The book is interspersed with black and white photographs evocative of family life and of a past Virginia with Jim Crow-era signs, women processing tobacco at the turn of the century, volumes of the “Virginia Slave Births Index,” a coal miner with his family and the author at 4 years old in her Sunday best.
“You are trying to kind of rewrite and fill in the spaces of history. For Black women in particular, there's a lot of historical erasure,” she said. “Even in the archives, there's not a whole lot. Even if you're looking at, sadly enough, slave indices, it'll often say the master's name and rarely an enslaved man’s name.’”
In addition to following an outline that provided historical context to the poems, Bingham-Risher used her imagination to fill in the gaps.
“I wanted to make sure that they had full, well-developed lives. And aside from all of that, my regular process as a writer is, it takes a long time, because I'm a strident revisionist. Each poem goes through about 30 revisions,” she said. “It's supposed to look like magic on the page, but really, it's a whole lot of doing everything you can to make it as clear as possible.”
She thanks God for the ability to write the book and the host of librarians and archivists who assisted her with research.
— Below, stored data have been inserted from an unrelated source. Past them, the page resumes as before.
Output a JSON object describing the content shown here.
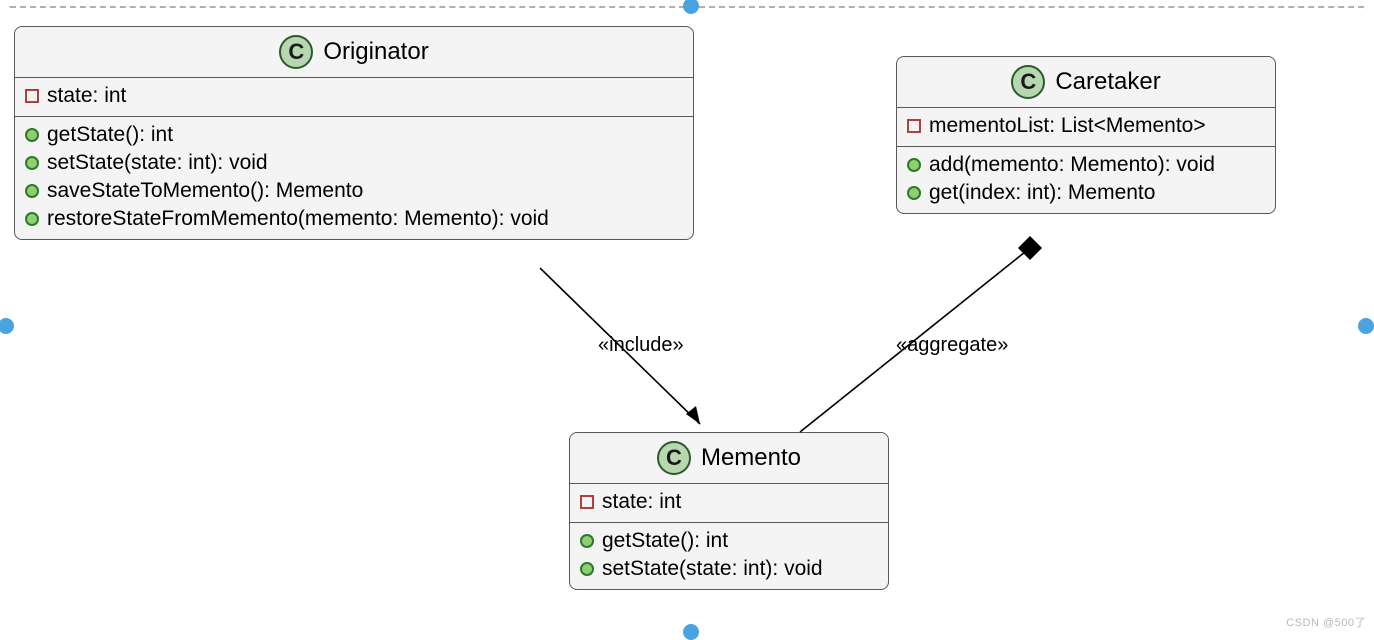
{
  "classes": {
    "originator": {
      "name": "Originator",
      "attributes": [
        {
          "text": "state: int"
        }
      ],
      "methods": [
        {
          "text": "getState(): int"
        },
        {
          "text": "setState(state: int): void"
        },
        {
          "text": "saveStateToMemento(): Memento"
        },
        {
          "text": "restoreStateFromMemento(memento: Memento): void"
        }
      ]
    },
    "caretaker": {
      "name": "Caretaker",
      "attributes": [
        {
          "text": "mementoList: List<Memento>"
        }
      ],
      "methods": [
        {
          "text": "add(memento: Memento): void"
        },
        {
          "text": "get(index: int): Memento"
        }
      ]
    },
    "memento": {
      "name": "Memento",
      "attributes": [
        {
          "text": "state: int"
        }
      ],
      "methods": [
        {
          "text": "getState(): int"
        },
        {
          "text": "setState(state: int): void"
        }
      ]
    }
  },
  "relationships": {
    "include": "«include»",
    "aggregate": "«aggregate»"
  },
  "badge_letter": "C",
  "watermark": "CSDN @500了"
}
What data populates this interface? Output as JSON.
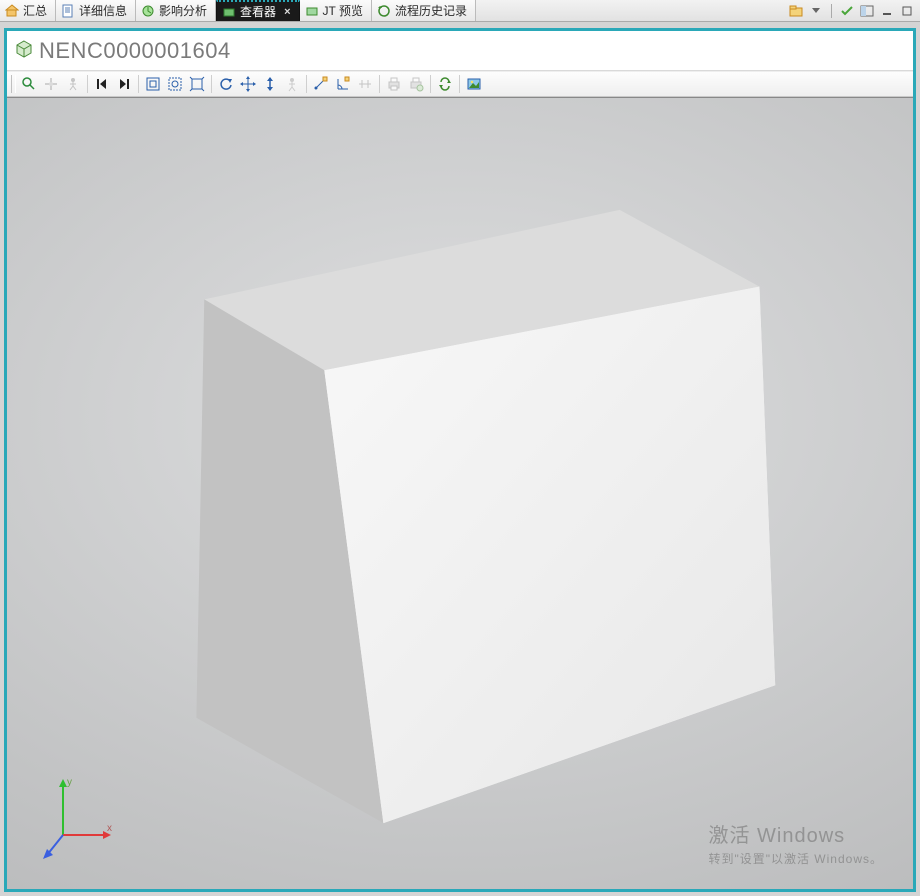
{
  "tabs": [
    {
      "label": "汇总"
    },
    {
      "label": "详细信息"
    },
    {
      "label": "影响分析"
    },
    {
      "label": "查看器",
      "active": true
    },
    {
      "label": "JT 预览"
    },
    {
      "label": "流程历史记录"
    }
  ],
  "title": "NENC0000001604",
  "toolbar": {
    "zoom": "zoom",
    "pan": "pan",
    "walk": "walk",
    "first": "first",
    "last": "last",
    "fit": "fit",
    "zoomarea": "zoom-area",
    "window": "window",
    "refresh": "refresh",
    "move": "move",
    "updown": "updown",
    "person": "person",
    "measure1": "measure1",
    "measure2": "measure2",
    "align": "align",
    "print": "print",
    "printsel": "printsel",
    "sync": "sync",
    "image": "image"
  },
  "watermark": {
    "line1": "激活 Windows",
    "line2": "转到\"设置\"以激活 Windows。"
  },
  "triad": {
    "x": "x",
    "y": "y"
  }
}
She said the book is a labor of love.
“This is the only book I cried my way through. I would laugh at myself in my office and say, ‘You're not supposed to cry at your own poems.’ I'm a firm believer that we hold on to much of the trauma. Science tells us that folks who are three and four generations removed from the Holocaust and are still holding on to much of that trauma because it's now in the blood,” she said.
“. . . You start seeing traits that are much like yourself in these folks, and you think, oh my goodness, that’s the reason that I'm a giver, or that’s why I'm so hard-headed, or that the reason I love being on the water is because these women put it into my blood.”
After putting “Room Swept Home” to bed last year, Bingham-Risher began working on a novel that she’ll wrap up at the end of the summer.
She said her extended family, formerly weary of her exposing the kinds of things that were usually only whispered about, has come around.
“When you start becoming a writer, people are like, ‘Oh, she's telling everybody's business.’ They get a little upset. But around book three, they realized, ‘Oh, she is the keeper of the stories,’" she said. “And so now they say, ‘Hey, wait, don't tell that story yet. Remica, come in here. You got your notebook? Write this down,’ because they want to make sure that we don't lose it."